The government should guarantee up to 80% of wages for employees laid-off work as businesses battle against the impact of Covid-19, according to Labour TD Ged Nash who has called for an ‘extraordinary response to extraordinary times’.
Deputy Nash believes Ireland should be following the lead of countries like Denmark, Sweden – and the United Kingdom who announced they would be following suit on Friday – by introducing a temporary wage subsidy scheme which would allow people to remain in their jobs over the duration of the pandemic, which has led businesses across countless sectors to cease or reduce trading and in turn lay-off workers.
“Ireland is already lagging behind, with our fiscal response to the coronavirus paling in comparison to other EU countries,” Nash said, stating that Ireland have committed only 1% of GDP to fighting the crisis, compared to 15% in some other EU countries, such as Germany and France.
Nash says the measures introduced so far are “piecemeal” and pointed towards support for the wage subsidy scheme by bodies such as the Irish Congress of Trade Unions and IBEC.
“This is entirely achievable and such a scheme been proposed by both ICTU and IBEC, the main employer body, he said.
“Extraordinary times require an extraordinary response from Government. We cannot afford to be penny-wise and pound-foolish, as doing so only risks turning a temporary health emergency into a prolonged economic and social crisis which will end up taking years to arrest.”
“A Temporary Wage Subsidy Scheme for Workers – like those introduced in Denmark and Sweden – would save countless jobs while maintaining the full income of workers.”
Eight days ago, Danish Prime Minister Metter Frederiksen announced a 2.6 billion kroner had been set aside to provide supporters for such a scheme, which would see the government pay 75% towards monthly wages of employees who would otherwise be laid off by their employers in the wake of the pandemic outbreak.

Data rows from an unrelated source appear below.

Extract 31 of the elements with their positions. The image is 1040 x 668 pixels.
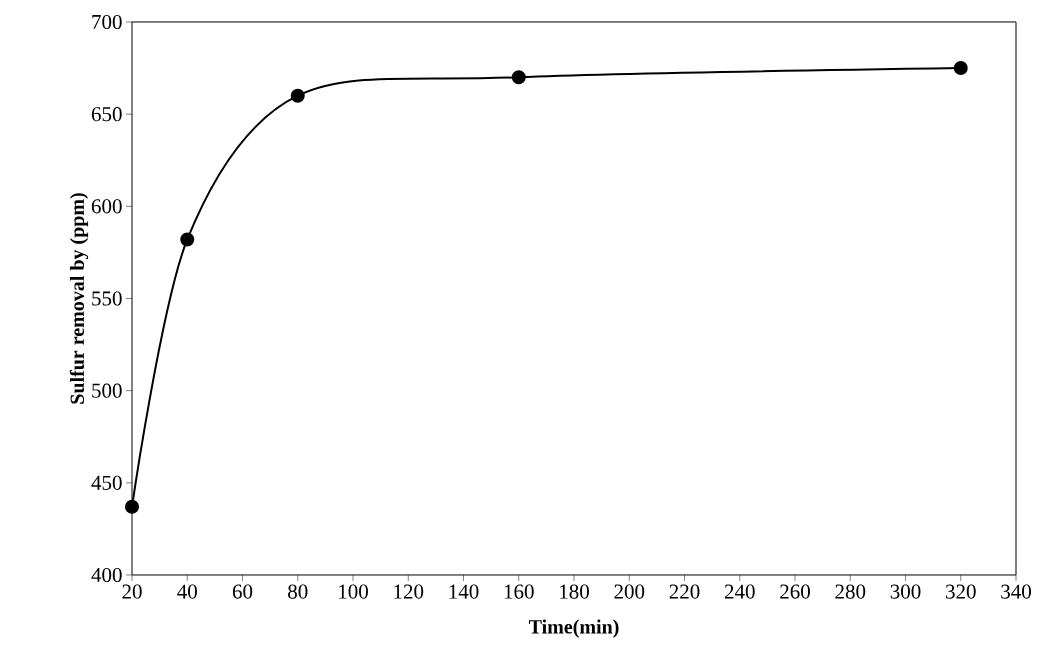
- x-tick-label: 140: [449, 584, 479, 599]
- x-tick-label: 280: [835, 584, 866, 599]
- x-tick-label: 40: [177, 584, 197, 599]
- y-tick-label: 600: [91, 199, 122, 214]
- y-tick-label: 550: [92, 291, 122, 306]
- x-tick-label: 220: [669, 584, 700, 599]
- x-tick-label: 120: [394, 584, 424, 599]
- x-tick-label: 100: [339, 584, 368, 599]
- x-tick-label: 180: [560, 584, 589, 599]
- x-tick-label: 320: [946, 584, 976, 599]
- x-tick-label: 20: [122, 584, 142, 599]
- x-tick-label: 260: [780, 584, 810, 599]
- point: [511, 70, 526, 85]
- y-tick-label: 450: [91, 475, 122, 490]
- x-tick-label: 340: [1001, 584, 1031, 599]
- x-tick-label: 80: [288, 584, 308, 599]
- y-axis-title: Sulfur removal by (ppm): [69, 193, 89, 404]
- point: [180, 232, 195, 247]
- x-tick-label: 240: [724, 584, 755, 599]
- y-tick-label: 700: [92, 14, 122, 30]
- y-tick-label: 500: [92, 383, 122, 398]
- x-axis-title: Time(min): [528, 619, 619, 638]
- y-tick-label: 400: [91, 567, 122, 583]
- point: [953, 61, 968, 76]
- x-tick-label: 200: [614, 584, 645, 599]
- point: [125, 499, 140, 514]
- point: [290, 88, 305, 103]
- x-tick-label: 160: [504, 584, 534, 599]
- y-tick-label: 650: [91, 107, 122, 122]
- x-tick-label: 300: [890, 584, 921, 599]
- x-tick-label: 60: [232, 584, 253, 599]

The plan does not provide cover for all, however. Self-employed people, for example, do not qualify. The scheme is only available to companies who plan to cut 30% or more jobs from the workforce, or 50 jobs or more. But Nash believes that the approach of the Nordic countries is the way forward to ensure businesses and their employees are safeguarded for the immediate future and beyond.
“After 2008, these countries proved that it’s better to support employment by maintaining the link between workers and their employer during a crisis rather than struggle to create new jobs in the aftermath, as firms won’t have to pay for finding and training new staff.
“Without this support, hundreds of thousands of workers will be forced onto state benefits and will face the added stress and anxiety of unemployment at this already difficult time. Failure to act will only lead to more job losses in the coming days.”
On Friday, UK chancellor Rishi Sunak announced similar measures – saying the British government will pay 80% of salaries for staff who are kept on by their employer throughout the outbreak rather than be made unemployed, covering wages of up to £2,500 a month.
“The Government has only offered piecemeal measures at the initial stage, when they should be doing everything in their power to protect people, their jobs and local businesses,” Nash added.
“The kind of steps we are proposing will keep people in work, protect incomes and human dignity, and support businesses by enabling them to bounce back quickly when this crisis abates thereby avoiding a deep and damaging recession.”
A week ago, the government introduced an Covid-19 Pandemic Emergency Payment, which offers €203 a week to employees and the self-employed who have lost their employment due to the downturn in economic activity caused by the Covid-19 pandemic.